Sully shivered under the delicate
kiss, wondering how Monica would react if she said, I love your mouth…I love
you. She unbuttoned her top; then rested her hands on Monica’s shoulders. And something cool, soft-silk touched her:
the rose, its damp petals brushing her skin, spreading fire.
“Dana.” Monica removed a pillow from the sofa and
dropped it to the floor. She knelt upon it; then slipped the pajamas from
Scully’s hips.
Scully opened to Monica’s sweet
mouth. Like water flowing over smooth stone, the touch lifted her, moved her
beyond desire toward a hunger that stunned her senses. “I love you…”
The words slipped out, breathless… unbidden. Scully opened her eyes and
for a moment she thought Monica would stop, get up and walk away from the
embarrassing confession.
Then she felt Monica’s arms tighten
around her, quieting her fears. And a sensation so deep, so surprising, flooded
her body. The unwavering intensity of Monica’s touch, the soft sounds she made,
released Scully.
Scully bent and kissed Monica’s
brow. Then she tried to lift Monica from the floor, her hold slipping on the
silk shirt.
“No.” Monica looked up at her. Her voice, a gentle
plea, caressed Scully’s ears. “I want to love you again.”

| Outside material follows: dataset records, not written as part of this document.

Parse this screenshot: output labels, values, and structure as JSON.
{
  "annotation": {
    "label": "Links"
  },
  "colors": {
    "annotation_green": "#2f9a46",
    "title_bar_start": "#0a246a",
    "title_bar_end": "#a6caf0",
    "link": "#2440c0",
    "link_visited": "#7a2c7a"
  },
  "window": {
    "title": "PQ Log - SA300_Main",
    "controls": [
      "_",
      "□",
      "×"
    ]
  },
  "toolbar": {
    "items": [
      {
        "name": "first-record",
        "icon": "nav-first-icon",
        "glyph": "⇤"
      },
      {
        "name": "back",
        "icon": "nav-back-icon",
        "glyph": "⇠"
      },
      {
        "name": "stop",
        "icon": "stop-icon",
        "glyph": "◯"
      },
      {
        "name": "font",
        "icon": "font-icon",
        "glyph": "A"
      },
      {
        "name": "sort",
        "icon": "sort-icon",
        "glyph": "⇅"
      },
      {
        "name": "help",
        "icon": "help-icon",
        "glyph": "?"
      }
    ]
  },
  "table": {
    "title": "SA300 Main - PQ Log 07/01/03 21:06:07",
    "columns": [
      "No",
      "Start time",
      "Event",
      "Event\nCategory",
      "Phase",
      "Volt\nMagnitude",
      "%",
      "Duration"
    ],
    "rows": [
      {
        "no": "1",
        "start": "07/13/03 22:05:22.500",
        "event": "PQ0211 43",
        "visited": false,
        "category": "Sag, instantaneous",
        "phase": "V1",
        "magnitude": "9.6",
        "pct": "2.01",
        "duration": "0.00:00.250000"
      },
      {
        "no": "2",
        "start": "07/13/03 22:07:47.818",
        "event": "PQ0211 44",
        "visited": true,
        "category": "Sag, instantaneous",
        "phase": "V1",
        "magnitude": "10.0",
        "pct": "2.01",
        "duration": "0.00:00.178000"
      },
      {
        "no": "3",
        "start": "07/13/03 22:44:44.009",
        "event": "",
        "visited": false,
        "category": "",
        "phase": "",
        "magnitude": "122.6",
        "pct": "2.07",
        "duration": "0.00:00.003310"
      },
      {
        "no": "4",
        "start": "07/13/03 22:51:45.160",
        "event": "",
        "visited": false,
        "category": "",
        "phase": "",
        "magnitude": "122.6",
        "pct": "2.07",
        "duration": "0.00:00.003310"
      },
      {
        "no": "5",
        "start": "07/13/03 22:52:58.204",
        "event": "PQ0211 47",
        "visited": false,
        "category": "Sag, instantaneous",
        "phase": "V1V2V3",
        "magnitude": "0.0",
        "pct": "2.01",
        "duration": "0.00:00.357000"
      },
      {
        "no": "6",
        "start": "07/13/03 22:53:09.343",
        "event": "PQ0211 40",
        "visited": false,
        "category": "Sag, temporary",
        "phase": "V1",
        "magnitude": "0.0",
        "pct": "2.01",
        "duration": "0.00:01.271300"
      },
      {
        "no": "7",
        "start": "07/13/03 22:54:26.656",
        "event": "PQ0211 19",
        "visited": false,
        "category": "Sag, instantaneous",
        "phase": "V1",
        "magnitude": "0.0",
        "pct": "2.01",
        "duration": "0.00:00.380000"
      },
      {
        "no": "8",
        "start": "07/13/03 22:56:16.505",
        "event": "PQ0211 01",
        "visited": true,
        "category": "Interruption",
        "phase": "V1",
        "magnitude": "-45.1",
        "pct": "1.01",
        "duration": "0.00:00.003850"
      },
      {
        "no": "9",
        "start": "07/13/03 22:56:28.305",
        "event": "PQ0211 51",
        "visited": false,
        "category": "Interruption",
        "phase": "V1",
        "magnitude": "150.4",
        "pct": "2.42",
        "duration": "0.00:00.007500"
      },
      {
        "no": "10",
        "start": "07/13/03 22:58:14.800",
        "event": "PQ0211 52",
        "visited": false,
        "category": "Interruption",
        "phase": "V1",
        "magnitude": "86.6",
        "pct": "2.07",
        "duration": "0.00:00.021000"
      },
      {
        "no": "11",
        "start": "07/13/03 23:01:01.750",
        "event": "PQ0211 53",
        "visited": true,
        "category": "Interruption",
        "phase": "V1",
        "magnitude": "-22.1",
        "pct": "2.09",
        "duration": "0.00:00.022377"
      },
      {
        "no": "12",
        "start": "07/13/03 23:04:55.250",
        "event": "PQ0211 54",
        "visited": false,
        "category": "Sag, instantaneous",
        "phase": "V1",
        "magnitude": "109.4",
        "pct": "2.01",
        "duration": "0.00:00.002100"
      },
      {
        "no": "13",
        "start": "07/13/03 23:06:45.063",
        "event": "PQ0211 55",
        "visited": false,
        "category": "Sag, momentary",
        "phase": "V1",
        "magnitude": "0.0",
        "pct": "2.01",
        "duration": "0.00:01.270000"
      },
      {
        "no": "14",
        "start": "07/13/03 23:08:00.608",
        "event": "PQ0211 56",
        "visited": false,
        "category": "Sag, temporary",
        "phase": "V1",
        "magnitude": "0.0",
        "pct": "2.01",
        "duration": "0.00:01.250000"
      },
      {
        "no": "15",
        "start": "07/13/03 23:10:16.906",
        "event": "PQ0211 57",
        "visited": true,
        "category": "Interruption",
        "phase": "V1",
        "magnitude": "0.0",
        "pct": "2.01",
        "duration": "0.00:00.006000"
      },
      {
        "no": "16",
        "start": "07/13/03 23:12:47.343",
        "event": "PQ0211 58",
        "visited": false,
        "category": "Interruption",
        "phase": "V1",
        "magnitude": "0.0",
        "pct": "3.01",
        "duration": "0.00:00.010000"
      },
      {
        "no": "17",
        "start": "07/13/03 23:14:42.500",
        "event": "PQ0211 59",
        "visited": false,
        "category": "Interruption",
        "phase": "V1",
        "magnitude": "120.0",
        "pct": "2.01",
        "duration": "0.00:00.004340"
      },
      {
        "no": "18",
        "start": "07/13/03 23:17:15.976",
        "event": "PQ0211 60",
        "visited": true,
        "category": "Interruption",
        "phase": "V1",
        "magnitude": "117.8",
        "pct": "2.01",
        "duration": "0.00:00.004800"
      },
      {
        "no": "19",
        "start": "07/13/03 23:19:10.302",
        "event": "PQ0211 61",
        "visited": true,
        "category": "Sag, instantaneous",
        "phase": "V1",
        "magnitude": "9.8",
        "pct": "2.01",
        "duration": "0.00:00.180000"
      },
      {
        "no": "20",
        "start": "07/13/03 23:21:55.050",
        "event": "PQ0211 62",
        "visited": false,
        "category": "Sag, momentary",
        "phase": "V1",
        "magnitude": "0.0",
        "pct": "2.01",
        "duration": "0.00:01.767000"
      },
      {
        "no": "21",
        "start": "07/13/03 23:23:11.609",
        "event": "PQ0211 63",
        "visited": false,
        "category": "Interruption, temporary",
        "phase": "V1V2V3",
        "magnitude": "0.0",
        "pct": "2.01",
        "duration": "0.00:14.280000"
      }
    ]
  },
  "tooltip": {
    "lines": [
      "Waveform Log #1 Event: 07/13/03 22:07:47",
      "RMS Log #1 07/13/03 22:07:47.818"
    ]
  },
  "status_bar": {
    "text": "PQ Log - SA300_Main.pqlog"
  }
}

Scully did not answer, but closed
her eyes. She’d never felt so loved. Never knew someone who placed her desire
before their own. Her hands ran through the waves in Monica’s hair, and she
touched the nape of Monica neck, pressing her closer.
***
EPILOGUE
Those damn women. Samuel turned away from the window, cursing the creatures who thwarted
him, denied him redemption. Then he moved back to that cold, sterile place of
Almadine’s suffering.
“Miserable human,” he said. “You
have no sense of the fun and delight I could have given you.”
“You’ve failed.” Almadine gripped the soulless creature’s arm.
Then she yelped in pain, burned by his hot skin. “Go back to Hell!”
He tossed something onto her lap,
then left.
Samuel stood under the old woman’s
bedroom window, watching as she wept into his silk handkerchief. Then he ventured
toward an abandoned building. While he waited for his father’s call, Samuel
removed the mortal vestments restraining thick muscle and bone. Black-tipped
quills cut through his skin. His spine elongated, birthing a ridge of gristle
from the small of his back. And his hair, the treasured locks adored by men and
women, fell away. Scales grew in their place.
“I am not yet finished,” he
pleaded.
But his father did not hear
him. Samuel felt the paternal arms close
around his waist, dragging him downward.